Sementara itu, wilayah Indonesia Timur juga memerlukan sosialisasi produk keuangan syariah. CEO Karim Consulting Indonesia Adiwarman Karim mengatakan perkembangan aset dan intermediasi perbankan syariah wilayah Indonesia timur relatif belum secepat Jawa dan Sumatera.

Rasio aset, pembiayaan, dan DPK syariah di wilayah Indonesia timur pada Agustus 2016 tercatat menurun dan relatif lebih rendah dari wilayah lainnya. Adiwarman mengatakan sosialisasi dan pengenalan produk yang lebih intensif perlu terus dilakukan oleh perbankan.

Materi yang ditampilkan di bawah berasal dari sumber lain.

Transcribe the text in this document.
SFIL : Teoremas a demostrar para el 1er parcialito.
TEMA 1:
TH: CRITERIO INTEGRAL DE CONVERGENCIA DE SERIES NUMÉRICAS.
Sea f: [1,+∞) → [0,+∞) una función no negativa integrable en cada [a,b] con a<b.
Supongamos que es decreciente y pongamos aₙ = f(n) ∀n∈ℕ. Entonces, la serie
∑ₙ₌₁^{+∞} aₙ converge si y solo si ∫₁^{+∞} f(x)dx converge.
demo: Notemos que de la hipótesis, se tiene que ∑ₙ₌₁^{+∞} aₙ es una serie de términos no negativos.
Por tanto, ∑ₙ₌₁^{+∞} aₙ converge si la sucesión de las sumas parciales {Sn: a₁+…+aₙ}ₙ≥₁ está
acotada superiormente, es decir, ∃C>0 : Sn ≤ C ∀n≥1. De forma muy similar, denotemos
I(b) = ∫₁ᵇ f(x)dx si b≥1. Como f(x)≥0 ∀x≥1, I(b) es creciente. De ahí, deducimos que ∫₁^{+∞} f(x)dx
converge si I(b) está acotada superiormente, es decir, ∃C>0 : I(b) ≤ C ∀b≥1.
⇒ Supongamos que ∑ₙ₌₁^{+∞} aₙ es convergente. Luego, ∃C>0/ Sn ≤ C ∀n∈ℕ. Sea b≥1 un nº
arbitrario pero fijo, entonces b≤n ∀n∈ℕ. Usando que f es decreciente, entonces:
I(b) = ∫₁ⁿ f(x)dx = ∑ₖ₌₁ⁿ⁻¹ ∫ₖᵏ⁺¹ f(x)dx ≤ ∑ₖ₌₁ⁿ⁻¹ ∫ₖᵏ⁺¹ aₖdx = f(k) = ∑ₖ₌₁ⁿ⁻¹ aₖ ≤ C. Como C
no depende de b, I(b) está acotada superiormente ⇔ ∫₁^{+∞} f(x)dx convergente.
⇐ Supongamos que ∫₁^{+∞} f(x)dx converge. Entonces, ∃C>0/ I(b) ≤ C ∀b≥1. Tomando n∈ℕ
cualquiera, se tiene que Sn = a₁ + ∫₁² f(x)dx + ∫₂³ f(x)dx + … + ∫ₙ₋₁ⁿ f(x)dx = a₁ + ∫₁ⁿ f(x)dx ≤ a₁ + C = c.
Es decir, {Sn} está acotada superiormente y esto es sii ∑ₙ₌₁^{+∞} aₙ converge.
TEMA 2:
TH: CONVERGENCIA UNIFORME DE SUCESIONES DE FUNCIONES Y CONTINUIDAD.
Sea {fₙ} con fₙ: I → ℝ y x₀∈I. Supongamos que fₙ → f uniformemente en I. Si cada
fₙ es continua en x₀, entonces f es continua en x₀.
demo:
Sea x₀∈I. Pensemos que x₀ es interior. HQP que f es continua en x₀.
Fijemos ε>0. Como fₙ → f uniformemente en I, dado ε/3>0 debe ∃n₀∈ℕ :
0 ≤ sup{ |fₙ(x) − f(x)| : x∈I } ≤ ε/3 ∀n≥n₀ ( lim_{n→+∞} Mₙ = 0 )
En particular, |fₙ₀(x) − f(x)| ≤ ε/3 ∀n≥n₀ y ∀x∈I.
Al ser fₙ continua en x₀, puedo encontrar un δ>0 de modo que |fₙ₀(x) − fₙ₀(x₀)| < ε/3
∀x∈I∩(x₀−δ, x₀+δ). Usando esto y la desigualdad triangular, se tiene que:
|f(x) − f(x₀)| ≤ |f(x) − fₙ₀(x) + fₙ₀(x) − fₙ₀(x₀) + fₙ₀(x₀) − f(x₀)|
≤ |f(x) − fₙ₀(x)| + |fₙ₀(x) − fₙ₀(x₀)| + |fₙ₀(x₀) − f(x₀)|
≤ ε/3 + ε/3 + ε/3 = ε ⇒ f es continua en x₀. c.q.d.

"Edukasi bahwa produk perbankan syariah bersifat universal dan dapat digunakan oleh siapa saja juga dinilai perlu, mengingat beberapa daerah di Indonesia timur memiliki penduduk dengan mayoritas non muslim," ujar Adiwarman. 

Adiwarman menjelaskan preferensi konsumen masih menjadi tantangan bagi perbankan syariah. Sebab, faktor rasional seperti informasi produk syariah yang kurang jelas, ongkos yang lebih mahal, dan pemahaman produk syariah yang belum memadai. Selain itu, ada keterbatasan layanan syariah yang membuat konsumen belum tertarik untuk memilih perbankan syariah. 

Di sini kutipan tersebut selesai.